DESCRIPTION (provided by applicant): The candidate is currently a Research Associate in the Sidney Kimmel Cancer Center at Johns Hopkins who has previously spearheaded efforts towards discovery of new pancreatic cancer markers and the identification of invasion-specific genes in pancreatic cancers in the laboratory of Dr. Scott Kern at Johns Hopkins. The long-term career objectives of the candidate are to develop early detection markers and identify therapeutic targets for human melanoma. This research proposal uses both a mentored research training period (years 1-3) and an independent training period (years 4-5) in order for the investigator to develop gene discovery systems for human melanoma under the guidance of Drs. Rhoda Alani and Scott Kern. The investigator already has early data on promising new diagnostic/prognostic melanoma tumor markers (the HLH transcription factor, Id1 and in-situ telomere length) and therapeutic targets (Id1, telomerase) in melanoma and those will be developed as part of this proposal. The specific aims are, therefore: 1) to identify novel markers and therapeutic targets for melanoma using gene profiling of human melanoma cell lines and primary human melanomas from varying stages of disease progression in combination with experiment-oriented data reduction algorism; 2) to determine the diagnostic/prognostic significance of Id1 expression in melanocytic lesions and its utility as an indicator of malignancy and therapeutic target; 3) To evaluate in-situ telomere lengths in archival samples of melanomas and determine the diagnostic/prognostic utility of telomere length in predicting biologic outcomes of melanomas in a retrospective study. The overall goal of the investigator is to transition from research in the molecular characterization of pancreatic cancers to analogous studies in human melanoma. Since melanoma is the fastest growing malignancy in the U.S. and there are no therapies that have been shown to increase life expectancy for patients with advanced disease, it is anticipated that these studies will be of high impact.

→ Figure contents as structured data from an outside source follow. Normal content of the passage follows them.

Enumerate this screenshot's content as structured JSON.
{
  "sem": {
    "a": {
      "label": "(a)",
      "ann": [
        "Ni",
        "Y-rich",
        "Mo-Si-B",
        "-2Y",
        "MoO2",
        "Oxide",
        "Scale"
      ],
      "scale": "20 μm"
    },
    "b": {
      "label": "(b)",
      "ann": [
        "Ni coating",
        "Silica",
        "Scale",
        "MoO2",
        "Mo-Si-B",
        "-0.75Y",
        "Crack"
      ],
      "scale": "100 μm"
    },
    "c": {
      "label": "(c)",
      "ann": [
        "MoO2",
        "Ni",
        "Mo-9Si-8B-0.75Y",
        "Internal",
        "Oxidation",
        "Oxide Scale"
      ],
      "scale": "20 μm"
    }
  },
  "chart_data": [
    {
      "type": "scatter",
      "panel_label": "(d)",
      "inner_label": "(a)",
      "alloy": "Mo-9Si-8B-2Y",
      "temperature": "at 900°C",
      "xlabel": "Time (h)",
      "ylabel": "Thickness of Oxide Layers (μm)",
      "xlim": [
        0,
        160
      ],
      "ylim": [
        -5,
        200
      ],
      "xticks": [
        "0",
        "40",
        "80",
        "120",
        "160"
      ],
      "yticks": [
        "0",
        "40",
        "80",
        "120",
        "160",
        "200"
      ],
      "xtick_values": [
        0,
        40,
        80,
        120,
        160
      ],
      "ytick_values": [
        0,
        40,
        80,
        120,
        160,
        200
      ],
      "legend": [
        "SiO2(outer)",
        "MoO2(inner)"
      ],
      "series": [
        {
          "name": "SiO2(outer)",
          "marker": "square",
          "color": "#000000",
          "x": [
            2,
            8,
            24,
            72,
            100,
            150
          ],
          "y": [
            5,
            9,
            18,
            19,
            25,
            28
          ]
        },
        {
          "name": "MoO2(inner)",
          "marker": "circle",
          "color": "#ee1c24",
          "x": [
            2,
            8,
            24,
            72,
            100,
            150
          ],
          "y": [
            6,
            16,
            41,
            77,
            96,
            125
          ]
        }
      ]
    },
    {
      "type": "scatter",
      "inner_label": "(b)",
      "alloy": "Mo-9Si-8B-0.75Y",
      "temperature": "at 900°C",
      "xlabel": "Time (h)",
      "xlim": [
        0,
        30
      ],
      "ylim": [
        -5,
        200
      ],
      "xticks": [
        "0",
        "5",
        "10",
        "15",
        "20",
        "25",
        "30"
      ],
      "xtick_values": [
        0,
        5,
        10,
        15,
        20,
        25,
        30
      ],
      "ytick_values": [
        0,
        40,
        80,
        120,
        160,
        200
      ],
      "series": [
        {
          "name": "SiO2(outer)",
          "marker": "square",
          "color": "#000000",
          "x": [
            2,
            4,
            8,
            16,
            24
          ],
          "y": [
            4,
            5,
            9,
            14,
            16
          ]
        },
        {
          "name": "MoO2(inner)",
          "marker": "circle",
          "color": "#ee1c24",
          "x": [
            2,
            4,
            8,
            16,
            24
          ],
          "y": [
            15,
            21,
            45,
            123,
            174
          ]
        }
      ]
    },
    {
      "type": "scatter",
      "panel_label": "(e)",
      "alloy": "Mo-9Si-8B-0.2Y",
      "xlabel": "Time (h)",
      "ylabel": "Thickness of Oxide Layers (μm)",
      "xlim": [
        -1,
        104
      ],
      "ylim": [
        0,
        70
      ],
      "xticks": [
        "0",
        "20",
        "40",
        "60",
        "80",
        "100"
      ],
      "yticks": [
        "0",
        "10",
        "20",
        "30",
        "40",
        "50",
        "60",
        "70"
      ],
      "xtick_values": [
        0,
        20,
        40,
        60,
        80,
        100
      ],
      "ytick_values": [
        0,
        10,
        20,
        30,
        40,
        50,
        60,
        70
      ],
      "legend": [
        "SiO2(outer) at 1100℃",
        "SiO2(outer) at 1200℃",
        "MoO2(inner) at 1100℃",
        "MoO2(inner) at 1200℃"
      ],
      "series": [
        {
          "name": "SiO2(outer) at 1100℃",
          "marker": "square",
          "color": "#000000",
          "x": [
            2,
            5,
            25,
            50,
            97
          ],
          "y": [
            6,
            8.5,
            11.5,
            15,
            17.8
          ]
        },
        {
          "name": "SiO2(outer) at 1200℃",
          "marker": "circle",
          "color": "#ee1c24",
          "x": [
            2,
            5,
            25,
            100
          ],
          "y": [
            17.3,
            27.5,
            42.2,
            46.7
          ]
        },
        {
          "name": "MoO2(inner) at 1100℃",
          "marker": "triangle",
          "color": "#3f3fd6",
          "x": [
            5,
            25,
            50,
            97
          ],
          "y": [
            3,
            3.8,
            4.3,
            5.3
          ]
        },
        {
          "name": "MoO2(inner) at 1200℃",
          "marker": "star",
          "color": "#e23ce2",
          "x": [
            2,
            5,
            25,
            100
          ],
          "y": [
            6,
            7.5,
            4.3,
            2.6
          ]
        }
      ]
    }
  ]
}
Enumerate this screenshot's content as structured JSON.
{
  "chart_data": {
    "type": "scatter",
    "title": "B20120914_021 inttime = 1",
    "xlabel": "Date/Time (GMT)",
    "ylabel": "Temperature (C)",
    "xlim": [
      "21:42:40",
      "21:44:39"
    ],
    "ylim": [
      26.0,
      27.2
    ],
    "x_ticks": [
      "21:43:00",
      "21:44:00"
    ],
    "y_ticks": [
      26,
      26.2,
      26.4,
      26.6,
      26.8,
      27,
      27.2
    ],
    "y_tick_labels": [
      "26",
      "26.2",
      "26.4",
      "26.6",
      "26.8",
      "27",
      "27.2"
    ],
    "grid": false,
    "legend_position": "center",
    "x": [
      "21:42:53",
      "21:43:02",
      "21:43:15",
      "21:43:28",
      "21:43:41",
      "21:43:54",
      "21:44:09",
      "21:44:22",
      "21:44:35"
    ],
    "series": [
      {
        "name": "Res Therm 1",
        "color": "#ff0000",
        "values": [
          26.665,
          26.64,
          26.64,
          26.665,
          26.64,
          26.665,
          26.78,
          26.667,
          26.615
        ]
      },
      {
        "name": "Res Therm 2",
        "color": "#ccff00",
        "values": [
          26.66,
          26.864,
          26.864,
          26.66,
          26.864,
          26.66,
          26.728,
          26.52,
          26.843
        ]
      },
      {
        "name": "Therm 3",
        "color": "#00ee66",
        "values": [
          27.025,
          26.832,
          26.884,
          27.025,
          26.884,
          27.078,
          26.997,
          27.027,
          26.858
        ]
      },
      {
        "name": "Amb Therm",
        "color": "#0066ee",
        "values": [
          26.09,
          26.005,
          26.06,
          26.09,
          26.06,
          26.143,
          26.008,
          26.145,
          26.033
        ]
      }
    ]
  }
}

描述（由申请人提供）：该候选人目前是约翰霍普金斯Sidney Kimmel癌症中心的研究助理，此前曾在约翰霍普金斯Scott克恩博士的实验室中率先努力发现新的胰腺癌标志物并鉴定胰腺癌中的侵袭特异性基因。候选人的长期职业目标是开发早期检测标记物并确定人类黑色素瘤的治疗靶点。本研究计划使用指导研究培训期（1-3年）和独立培训期（4-5年），以便研究者在Rhoda Alani和Scott克恩博士的指导下开发人类黑色素瘤的基因发现系统。研究者已经有了关于黑色素瘤中有希望的新的诊断/预后黑色素瘤肿瘤标志物（HLH转录因子，Id 1和原位端粒长度）和治疗靶点（Id 1，端粒酶）的早期数据，这些将作为本提案的一部分开发。因此，具体的目的是：1）使用来自疾病进展的不同阶段的人黑素瘤细胞系和原发性人黑素瘤的基因谱分析结合实验导向的数据简化算法来鉴定黑素瘤的新标志物和治疗靶点; 2）确定黑素细胞病变中Id 1表达的诊断/预后意义及其作为恶性肿瘤和治疗靶点的指示剂的效用; 3）在一项回顾性研究中，评估黑色素瘤存档样本中的原位端粒长度，并确定端粒长度在预测黑色素瘤生物学结局中的诊断/预后效用。研究者的总体目标是从胰腺癌的分子特征研究过渡到人类黑色素瘤的类似研究。由于黑色素瘤是美国增长最快的恶性肿瘤，并且没有任何治疗方法可以延长晚期疾病患者的预期寿命，因此预计这些研究将产生很大的影响。